Ah, spekulasi macam begini hanya omong kosong percuma yang buang-buang waktu saja.
O science metaphysical
And very very quizzical
You only make this maze of life the mazier....
Mungkin ada seorang ilmuwan berkata : "Sama sekali tidak ada hubungannya dengan permasalahan keilmuan Saya....". (Hmm..., dikiranya ilmu itu cuma rumus-rumus, laboratorium, teori, itu saja !). Dan ketika laboratorium riset genetika menghasilkan penemuan yang menyangkut hari depan manusia, akankah dia cuma mengangkat bahu dan berkata : "Mengapa ribut-ribut ? Bikin saja semua manusia IQ-nya 160 secara massal, habis perkara !". (Aduh, ilmuwan macam begini bukan saja picik, namun juga berbahaya. Dia benar-benar tidak tahu di tidaktahunya).
Namunpun demikian, jika kita ingin menggumuli permasalahan-permasalahan
semacam itu; baik tentang genetika, social engineering, atau bahkan bayi
tabung; maka asas-asasnya tidak terdapat dalam ruang lingkup
teori-teori ilmiah. Kita harus berpaling kepada filsafat (bukan berpaling dari filsafat), kemudian memilih-milih landasan moral; apakah suatu kegiatan ilmiah secara etis dapat dipertanggungjawabkan atau tidak.
Tahap Ketiga
Tahap pertama beres, tahap kedua juga beres. Nah, pada tahap yang ketiga ini skenarionya bermula pada suatu pertemuan ilmiah "tingkat tinggi", dimana seorang ilmuwan berbicara panjang lebar ngalor ngidul
tentang suatu penemuan ilmiah dalam risetnya. Setelah berjam-jam dia
bicara, dia pun menyeka keringatnya, dan berkata kepada hadirin : "Adakah kiranya yang belum jelas ?". Salah seorang bangkit dan seperti seorang yang pekak memasang kedua belah tangan di samping telinganya : "Apa....??!". (Waah, rupanya sejak tadi dia tak mendengarkan apa-apa).

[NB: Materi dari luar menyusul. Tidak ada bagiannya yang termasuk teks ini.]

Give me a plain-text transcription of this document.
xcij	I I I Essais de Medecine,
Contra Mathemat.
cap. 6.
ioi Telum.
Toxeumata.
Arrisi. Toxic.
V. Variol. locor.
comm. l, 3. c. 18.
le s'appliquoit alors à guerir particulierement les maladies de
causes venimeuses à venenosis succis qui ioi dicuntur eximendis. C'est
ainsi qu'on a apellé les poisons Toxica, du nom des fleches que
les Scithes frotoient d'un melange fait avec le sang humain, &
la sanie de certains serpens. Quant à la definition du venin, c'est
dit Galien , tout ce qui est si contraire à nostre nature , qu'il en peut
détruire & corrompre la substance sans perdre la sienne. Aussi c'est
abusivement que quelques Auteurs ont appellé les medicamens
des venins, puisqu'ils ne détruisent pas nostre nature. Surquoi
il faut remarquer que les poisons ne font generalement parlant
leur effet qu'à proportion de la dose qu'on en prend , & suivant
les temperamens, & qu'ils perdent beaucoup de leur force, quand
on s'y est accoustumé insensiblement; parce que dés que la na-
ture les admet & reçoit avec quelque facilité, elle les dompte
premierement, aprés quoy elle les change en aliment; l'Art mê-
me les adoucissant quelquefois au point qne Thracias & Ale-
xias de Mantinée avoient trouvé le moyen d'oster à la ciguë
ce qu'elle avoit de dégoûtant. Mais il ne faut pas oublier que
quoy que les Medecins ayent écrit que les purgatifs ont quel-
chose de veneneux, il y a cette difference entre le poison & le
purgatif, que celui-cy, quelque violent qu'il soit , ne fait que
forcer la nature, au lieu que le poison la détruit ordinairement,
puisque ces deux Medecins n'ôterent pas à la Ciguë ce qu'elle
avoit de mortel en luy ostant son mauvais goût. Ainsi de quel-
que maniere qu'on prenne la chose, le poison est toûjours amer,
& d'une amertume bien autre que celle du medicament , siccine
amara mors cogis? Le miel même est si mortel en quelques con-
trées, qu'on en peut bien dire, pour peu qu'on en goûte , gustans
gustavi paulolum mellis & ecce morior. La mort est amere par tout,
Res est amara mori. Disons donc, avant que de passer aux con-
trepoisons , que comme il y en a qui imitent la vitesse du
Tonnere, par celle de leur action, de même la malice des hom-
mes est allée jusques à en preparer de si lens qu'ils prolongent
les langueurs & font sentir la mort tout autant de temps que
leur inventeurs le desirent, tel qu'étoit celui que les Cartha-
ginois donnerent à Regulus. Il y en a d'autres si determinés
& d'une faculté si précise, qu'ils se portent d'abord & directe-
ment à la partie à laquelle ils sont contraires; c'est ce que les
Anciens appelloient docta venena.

Memang, pemuda yang satu itu sejak tadi tidak mendengarkan apa-apa, sebab tidak tertarik mendengarkan apa-apa, karena tidak ada apa-apa yang berharga untuk didengarkan. Pemuda nyentrik nan keren
itu, baru mau mendengarkan pendapat yang bersifat ilmiah, jika pendapat
itu dikemukakan lewat cara/proses/prosedur ilmiah. Jadi meskipun
seorang pembicara mengutip pendapat sekian pemenang hadiah Nobel, mengemukakan sekian fakta yang aktual;
namun bila bagi dia tidak jelas yang mana masalah yang mana hipotesis,
yang mana kerangka pemikiran yang mana kesimpulan, yang keseluruhannya
terkait dan tersusun dalam penalaran ilmiah, bagi dia tetap saja semua
itu hanya sekedar GIGO (maksudnya keluar dari telinga kiri G dan keluar telinga kanan juga G).
G-(arbage)-In-G-(arbage)-Out : pemeo dalam bahasa komputer bahwa input bagi komputer itu sampah, maka yang keluarnyapun juga sampah.
Filsuf kelahiran Austria, yakni Ludwig Josef Johann Wittgenstein, atau yang lebih akrab dengan nama LUDWIG VON WITTGENSTEIN (1889-1951) dalam bukunya Tractatus Logico Philosophicus mengatakan : "Tugas
utama filsafat bukanlah sekedar menghasilkan sesusun pernyataan
filsafati, tetapi juga menyatakan sebuah pernyataan sejelas mungkin.
Masalah filsafat sebenarnta adalah masalah bahasa". Nah, dengan demikian maka epistemologi dan bahasa merupakan gumulan utama para filsuf dalam tahap ini. Bahasa, termasuk juga matematika, yang secara filsafati bukan cuma merupakan ilmu, melainkan sebagai bahasa non-verbal. Adalah merupakan pokok pengkajian filsafat sejak abad 20 kemarin.
Jika masih ada ahli teknologi yang memandang rendah terhadap bahasa,
maka kemungkinan besar dia sudah terlalu jauh "ketinggalan kereta".
(Ketiduran barangkali...!). Bukankah ada peribahasa mengatakan : Batas bahasaku adalah batas duniaku?
Semoga ilmuwan ini tidak bertemu dengan orang pekak yang katanya
menjengkelkan itu; yang tanpa timbang rasa melemparkan segerobak
pendapat kita ke tong sampah. Hancur jadi abu !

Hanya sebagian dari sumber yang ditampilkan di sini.